Lute begged for Elkins to stop, and Clark said he told Lute, "Pull your firearm if you have to." The crowd began to separate in such a way that separated Clark from Lute, but he heard Elkins tell Lute, "If you're going to shoot me, you better kill me." Lute then shot Elkins in the right leg. Lute then began to videotape everything that took place until his death a few moments later.
Clark said immediately after Elkins had been shot, club members began tending to him. He said he saw Cassaday briskly walk to his car to get a gun, hold it up and shoot toward the northwest corner of the restaurant. He said he then saw Cassaday drive his car to Elkins, load him into the car and head to the hospital.

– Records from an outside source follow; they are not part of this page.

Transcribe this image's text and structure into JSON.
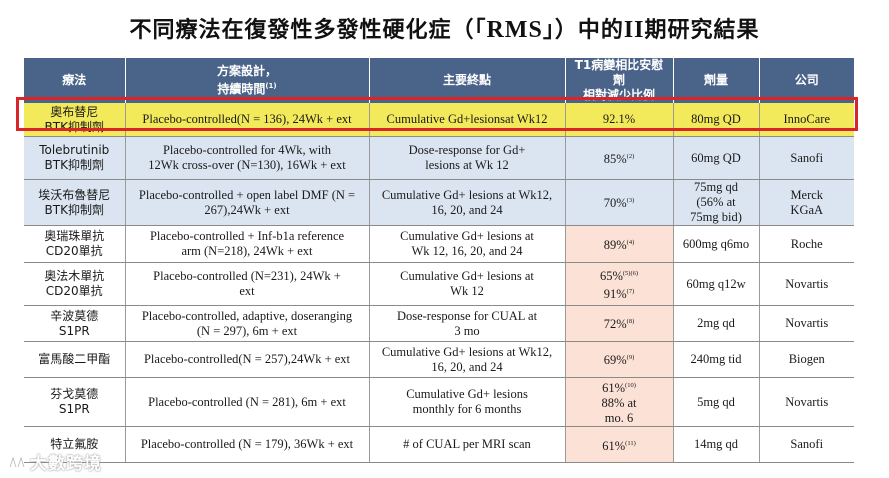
{
  "title": {
    "prefix": "不同療法在復發性多發性硬化症（「",
    "acronym": "RMS",
    "suffix": "」）中的",
    "phase": "II",
    "end": "期研究結果"
  },
  "headers": {
    "therapy": "療法",
    "design_line1": "方案設計，",
    "design_line2": "持續時間",
    "design_note": "(1)",
    "endpoint": "主要終點",
    "reduction_line1": "T1病變相比安慰劑",
    "reduction_line2": "相對減少比例",
    "dose": "劑量",
    "company": "公司"
  },
  "rows": [
    {
      "therapy_line1": "奧布替尼",
      "therapy_line2": "BTK抑制劑",
      "design_line1": "Placebo-controlled(N = 136), 24Wk + ext",
      "design_line2": "",
      "endpoint_line1": "Cumulative Gd+lesionsat Wk12",
      "endpoint_line2": "",
      "reduction_line1": "92.1%",
      "reduction_note1": "",
      "reduction_line2": "",
      "reduction_note2": "",
      "reduction_line3": "",
      "dose_line1": "80mg QD",
      "dose_line2": "",
      "dose_line3": "",
      "company_line1": "InnoCare",
      "company_line2": ""
    },
    {
      "therapy_line1": "Tolebrutinib",
      "therapy_line2": "BTK抑制劑",
      "design_line1": "Placebo-controlled for 4Wk, with",
      "design_line2": "12Wk cross-over (N=130), 16Wk + ext",
      "endpoint_line1": "Dose-response for Gd+",
      "endpoint_line2": "lesions at Wk 12",
      "reduction_line1": "85%",
      "reduction_note1": "(2)",
      "reduction_line2": "",
      "reduction_note2": "",
      "reduction_line3": "",
      "dose_line1": "60mg QD",
      "dose_line2": "",
      "dose_line3": "",
      "company_line1": "Sanofi",
      "company_line2": ""
    },
    {
      "therapy_line1": "埃沃布魯替尼",
      "therapy_line2": "BTK抑制劑",
      "design_line1": "Placebo-controlled + open label DMF (N =",
      "design_line2": "267),24Wk + ext",
      "endpoint_line1": "Cumulative Gd+ lesions at Wk12,",
      "endpoint_line2": "16, 20, and 24",
      "reduction_line1": "70%",
      "reduction_note1": "(3)",
      "reduction_line2": "",
      "reduction_note2": "",
      "reduction_line3": "",
      "dose_line1": "75mg qd",
      "dose_line2": "(56% at",
      "dose_line3": "75mg bid)",
      "company_line1": "Merck",
      "company_line2": "KGaA"
    },
    {
      "therapy_line1": "奧瑞珠單抗",
      "therapy_line2": "CD20單抗",
      "design_line1": "Placebo-controlled + Inf-b1a reference",
      "design_line2": "arm (N=218), 24Wk + ext",
      "endpoint_line1": "Cumulative Gd+ lesions at",
      "endpoint_line2": "Wk 12, 16, 20, and 24",
      "reduction_line1": "89%",
      "reduction_note1": "(4)",
      "reduction_line2": "",
      "reduction_note2": "",
      "reduction_line3": "",
      "dose_line1": "600mg q6mo",
      "dose_line2": "",
      "dose_line3": "",
      "company_line1": "Roche",
      "company_line2": ""
    },
    {
      "therapy_line1": "奧法木單抗",
      "therapy_line2": "CD20單抗",
      "design_line1": "Placebo-controlled (N=231), 24Wk +",
      "design_line2": "ext",
      "endpoint_line1": "Cumulative Gd+ lesions at",
      "endpoint_line2": "Wk 12",
      "reduction_line1": "65%",
      "reduction_note1": "(5)(6)",
      "reduction_line2": "91%",
      "reduction_note2": "(7)",
      "reduction_line3": "",
      "dose_line1": "60mg q12w",
      "dose_line2": "",
      "dose_line3": "",
      "company_line1": "Novartis",
      "company_line2": ""
    },
    {
      "therapy_line1": "辛波莫德",
      "therapy_line2": "S1PR",
      "design_line1": "Placebo-controlled, adaptive, doseranging",
      "design_line2": "(N = 297), 6m + ext",
      "endpoint_line1": "Dose-response for CUAL at",
      "endpoint_line2": "3 mo",
      "reduction_line1": "72%",
      "reduction_note1": "(8)",
      "reduction_line2": "",
      "reduction_note2": "",
      "reduction_line3": "",
      "dose_line1": "2mg qd",
      "dose_line2": "",
      "dose_line3": "",
      "company_line1": "Novartis",
      "company_line2": ""
    },
    {
      "therapy_line1": "富馬酸二甲酯",
      "therapy_line2": "",
      "design_line1": "Placebo-controlled(N = 257),24Wk + ext",
      "design_line2": "",
      "endpoint_line1": "Cumulative Gd+ lesions at Wk12,",
      "endpoint_line2": "16, 20, and 24",
      "reduction_line1": "69%",
      "reduction_note1": "(9)",
      "reduction_line2": "",
      "reduction_note2": "",
      "reduction_line3": "",
      "dose_line1": "240mg tid",
      "dose_line2": "",
      "dose_line3": "",
      "company_line1": "Biogen",
      "company_line2": ""
    },
    {
      "therapy_line1": "芬戈莫德",
      "therapy_line2": "S1PR",
      "design_line1": "Placebo-controlled (N = 281), 6m + ext",
      "design_line2": "",
      "endpoint_line1": "Cumulative Gd+ lesions",
      "endpoint_line2": "monthly for 6 months",
      "reduction_line1": "61%",
      "reduction_note1": "(10)",
      "reduction_line2": "88% at",
      "reduction_note2": "",
      "reduction_line3": "mo. 6",
      "dose_line1": "5mg qd",
      "dose_line2": "",
      "dose_line3": "",
      "company_line1": "Novartis",
      "company_line2": ""
    },
    {
      "therapy_line1": "特立氟胺",
      "therapy_line2": "",
      "design_line1": "Placebo-controlled (N = 179), 36Wk + ext",
      "design_line2": "",
      "endpoint_line1": "# of CUAL per MRI scan",
      "endpoint_line2": "",
      "reduction_line1": "61%",
      "reduction_note1": "(11)",
      "reduction_line2": "",
      "reduction_note2": "",
      "reduction_line3": "",
      "dose_line1": "14mg qd",
      "dose_line2": "",
      "dose_line3": "",
      "company_line1": "Sanofi",
      "company_line2": ""
    }
  ],
  "watermark": {
    "text": "大數跨境"
  }
}
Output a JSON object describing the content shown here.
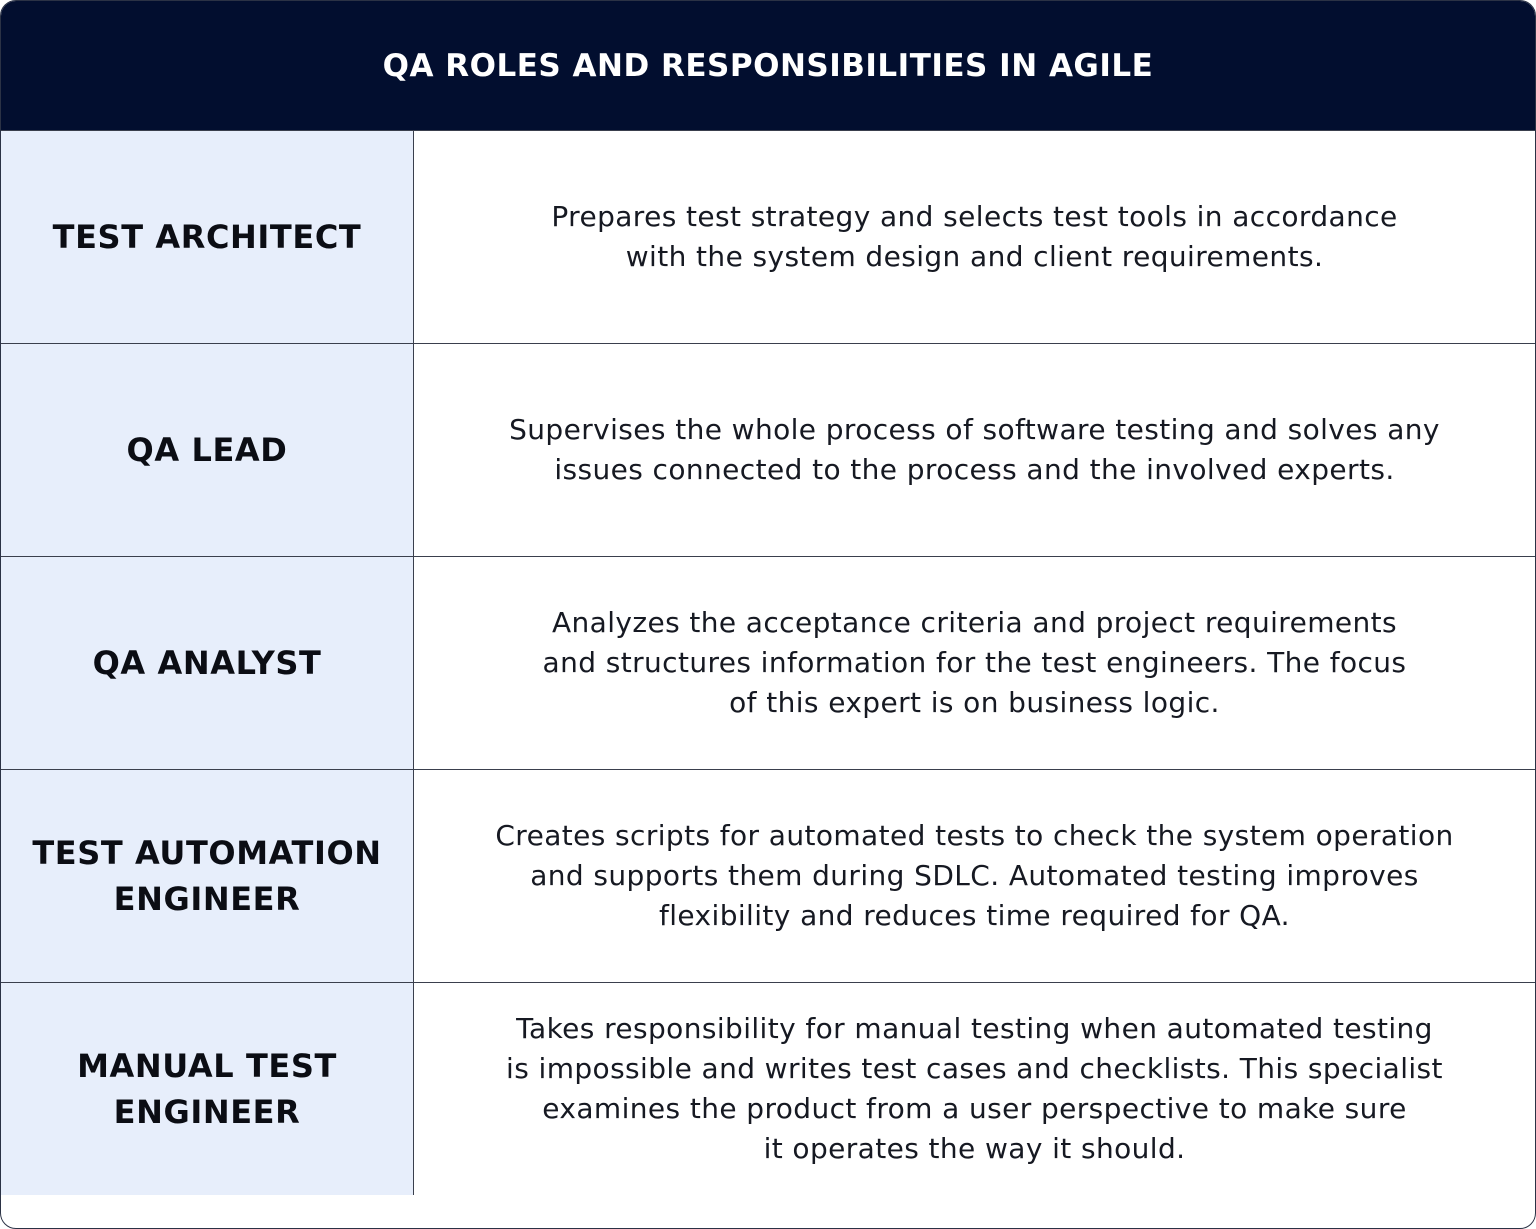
{
  "title": "QA ROLES AND RESPONSIBILITIES IN AGILE",
  "colors": {
    "header_bg": "#020e2f",
    "role_bg": "#e7eefb",
    "border": "#3a3f4d"
  },
  "rows": [
    {
      "role": [
        "TEST ARCHITECT"
      ],
      "description": [
        "Prepares test strategy and selects test tools in accordance",
        "with the system design and client requirements."
      ]
    },
    {
      "role": [
        "QA LEAD"
      ],
      "description": [
        "Supervises the whole process of software testing and solves any",
        "issues connected to the process and the involved experts."
      ]
    },
    {
      "role": [
        "QA ANALYST"
      ],
      "description": [
        "Analyzes the acceptance criteria and project requirements",
        "and structures information for the test engineers. The focus",
        "of this expert is on business logic."
      ]
    },
    {
      "role": [
        "TEST AUTOMATION",
        "ENGINEER"
      ],
      "description": [
        "Creates scripts for automated tests to check the system operation",
        "and supports them during SDLC. Automated testing improves",
        "flexibility and reduces time required for QA."
      ]
    },
    {
      "role": [
        "MANUAL TEST",
        "ENGINEER"
      ],
      "description": [
        "Takes responsibility for manual testing when automated testing",
        "is impossible and writes test cases and checklists. This specialist",
        "examines the product from a user perspective to make sure",
        "it operates the way it should."
      ]
    }
  ]
}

Clark said Lute ran eastward, but lost sight of him. Matter-of-fact, Clark didn't know Lute had been shot until after the police arrived and an employee of the restaurant alerted the police to Lute's body, which was lying the opposite corner of the building where Elkins had been shot. He said he saw Lute lying face down, with blood coming out of the right side of his neck. He checked Lute, but he wasn't breathing. Clark said he became a "complete emotional disaster."
Despite repeated requests from defense attorney Jon S. Tipton to pinpoint everyone's location in the parking lot during the shooting, Clark remained composed and answered the questions.
Afternoon's testimony focused on the cellphone video shot by Lute. Fort Wayne Police released the phone to Lute's father, Larry, to unlock the phone for them because iPhones are more difficult to "crack," according to Fort Wayne Police Department Det. John Helmsing. Tipton's line of questioning led others in the courtroom to think some of the video had been deleted. When asked if files can be permanently deleted from an iPhone, Helmsing said, "Not without doing a factory reset."